US Treasury Secretary Jacob Lew warned on Monday that the United States will exhaust its borrowing authority on Friday without action by Congress to lift the debt limit.

WASHINGTON: US Treasury Secretary Jacob Lew warned on Monday that the United States will exhaust its borrowing authority on Friday without action by Congress to lift the debt limit.

"Time is short. Congress needs to act to extend the nation's borrowing authority, and it needs to act now," Lew said in prepared remarks at the Bipartisan Policy Centre, a Washington think tank.

"In just a matter of days, the temporary suspension of the debt limit will end, and the Treasury Department will have to start using extraordinary measures so the government can continue to meet its obligations," he said.

Lew noted that the automatic reinstatement of the cap on borrowing after February 7 comes at the beginning of tax filing season, when tax refunds cause net cash outflows "that deplete borrowing capacity very quickly."

"We now forecast that we are likely to exhaust these measures by the end of this month."

On the February 7 deadline the borrowing cap will be locked at the total amount borrowed at that date. US debt currently stands at $17.3 trillion.

The Treasury chief welcomed recent congressional compromises that finally delivered a government budget after political stalemate over the issue forced a 16-day partial government shutdown in October.

But he warned Congress against waiting to raise the debt limit at the 11th hour, highlighting that a delay can jeopardise the credibility of the world's largest economy and roil financial markets.

He noted that in last year's political gridlock, consumer and business confidence dropped and investors "publicly questioned whether it was too risky to hold certain types of US government debt."
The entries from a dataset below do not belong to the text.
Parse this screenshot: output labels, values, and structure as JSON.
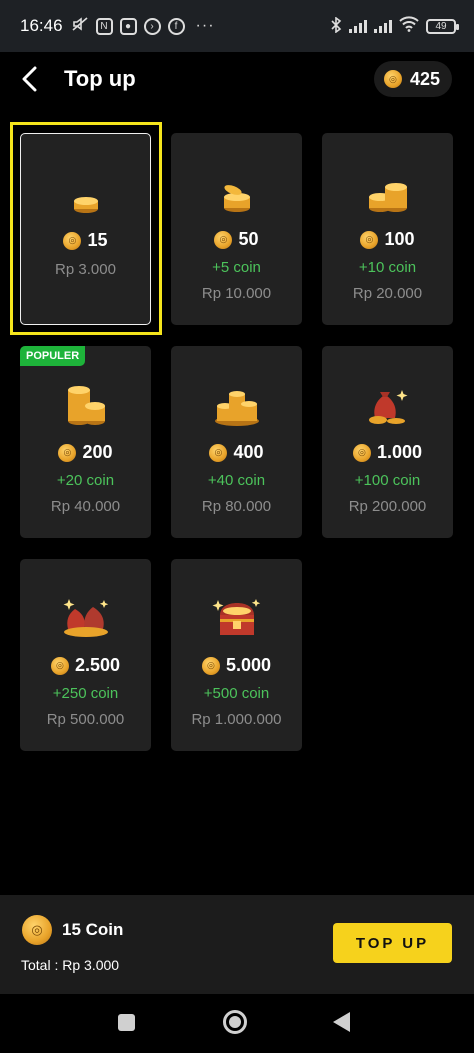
{
  "status_bar": {
    "time": "16:46",
    "battery": "49",
    "icons": [
      "mute-icon",
      "nfc-icon",
      "app-icon",
      "message-icon",
      "facebook-icon",
      "more-dots-icon",
      "bluetooth-icon",
      "signal-icon",
      "signal-icon",
      "wifi-icon",
      "battery-icon"
    ]
  },
  "header": {
    "title": "Top up",
    "balance": "425"
  },
  "packages": [
    {
      "amount": "15",
      "bonus": "",
      "price": "Rp 3.000",
      "badge": "",
      "art": "coin-stack-small-icon",
      "selected": true
    },
    {
      "amount": "50",
      "bonus": "+5 coin",
      "price": "Rp 10.000",
      "badge": "",
      "art": "coin-stack-icon",
      "selected": false
    },
    {
      "amount": "100",
      "bonus": "+10 coin",
      "price": "Rp 20.000",
      "badge": "",
      "art": "coin-stacks-icon",
      "selected": false
    },
    {
      "amount": "200",
      "bonus": "+20 coin",
      "price": "Rp 40.000",
      "badge": "POPULER",
      "art": "coin-tower-icon",
      "selected": false
    },
    {
      "amount": "400",
      "bonus": "+40 coin",
      "price": "Rp 80.000",
      "badge": "",
      "art": "coin-pile-icon",
      "selected": false
    },
    {
      "amount": "1.000",
      "bonus": "+100 coin",
      "price": "Rp 200.000",
      "badge": "",
      "art": "money-bag-icon",
      "selected": false
    },
    {
      "amount": "2.500",
      "bonus": "+250 coin",
      "price": "Rp 500.000",
      "badge": "",
      "art": "money-bags-icon",
      "selected": false
    },
    {
      "amount": "5.000",
      "bonus": "+500 coin",
      "price": "Rp 1.000.000",
      "badge": "",
      "art": "treasure-chest-icon",
      "selected": false
    }
  ],
  "footer": {
    "selected_label": "15 Coin",
    "total": "Total : Rp 3.000",
    "button_label": "TOP UP"
  },
  "colors": {
    "accent": "#f6d21c",
    "bonus": "#4cc35b",
    "badge": "#1eb33a",
    "highlight": "#f5e51c"
  }
}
"It is important to remember that increasing the debt limit is Congress's responsibility, and Congress's alone. That is because only Congress has the power to extend the nation's borrowing authority. No Congress in the history of the United States has failed to meet this responsibility."

The Treasury chief criticised a push by some lawmakers to tie spending cuts to increasing the Treasury's borrowing authority, noting that "raising the debt limit has nothing to do with new spending.
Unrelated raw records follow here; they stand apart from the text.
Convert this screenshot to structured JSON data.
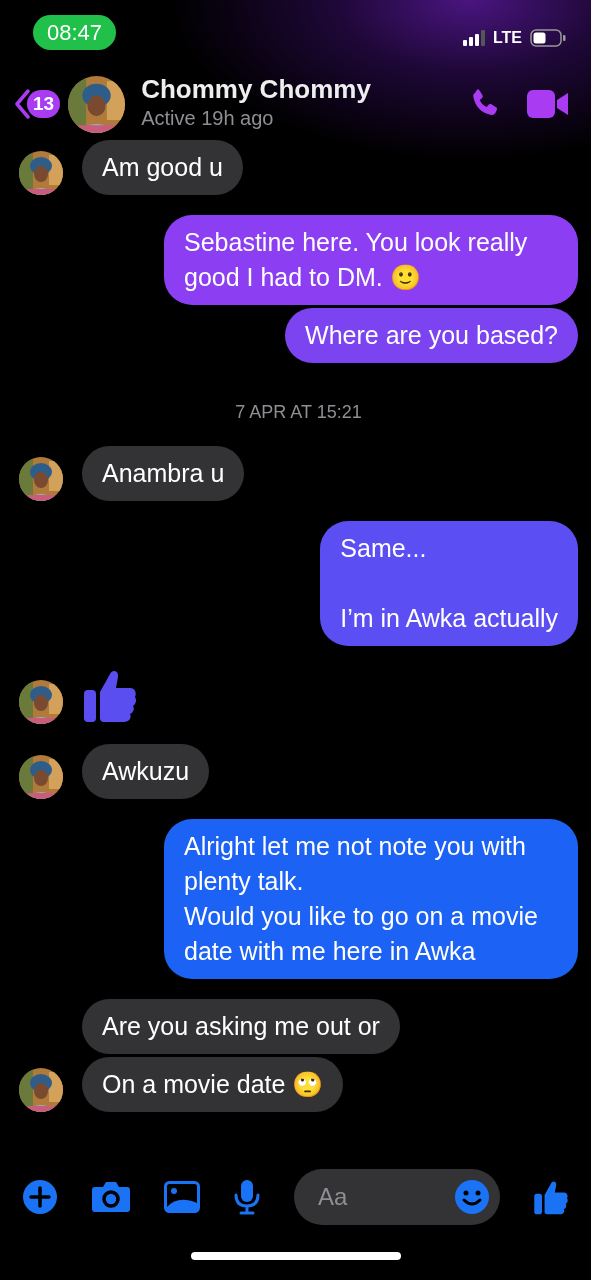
{
  "status_bar": {
    "time": "08:47",
    "network": "LTE"
  },
  "header": {
    "back_count": "13",
    "name": "Chommy Chommy",
    "presence": "Active 19h ago"
  },
  "messages": [
    {
      "kind": "incoming",
      "text": "Am good u",
      "show_avatar": true
    },
    {
      "kind": "outgoing",
      "text": "Sebastine here. You look really good I had to DM. 🙂",
      "color": "#8c3ff2"
    },
    {
      "kind": "outgoing",
      "text": "Where are you based?",
      "color": "#7b44f0"
    },
    {
      "kind": "timestamp",
      "text": "7 APR AT 15:21"
    },
    {
      "kind": "incoming",
      "text": "Anambra u",
      "show_avatar": true
    },
    {
      "kind": "outgoing",
      "text": "Same...\n\nI’m in Awka actually",
      "color": "#5b4ef2"
    },
    {
      "kind": "like",
      "show_avatar": true
    },
    {
      "kind": "incoming",
      "text": "Awkuzu",
      "show_avatar": true
    },
    {
      "kind": "outgoing",
      "text": "Alright let me not note you with plenty talk.\nWould you like to go on a movie date with me here in Awka",
      "color": "#1c62f4"
    },
    {
      "kind": "incoming",
      "text": "Are you asking me out or",
      "show_avatar": false
    },
    {
      "kind": "incoming",
      "text": "On a movie date 🙄",
      "show_avatar": true
    }
  ],
  "composer": {
    "placeholder": "Aa"
  }
}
"It is about fulfilling spending obligations that Congress has already made and paying bills that have already been incurred."

Opposition Republican lawmakers are considering policy riders to a debt ceiling bill that would help reduce the debt. President Barack Obama's Democratic administration has stood steadfastly against the attachment of any conditions to the debt action.
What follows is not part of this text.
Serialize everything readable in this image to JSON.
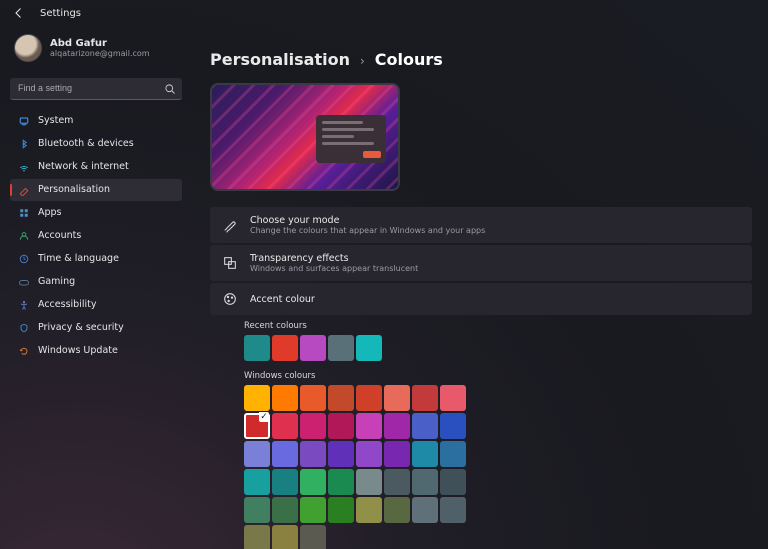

Lew pressed Congress to avoid a self-inflicted wound to the US economy as it enters 2014 with momentum from robust strength in the 2013 fourth quarter.

"This can and should be a breakthrough year for our economy," he said.

"Congress should act quickly to resolve the debt limit without unnecessary delays or political posturing that could snowball into a manufactured crisis that the American people so clearly want us to avoid."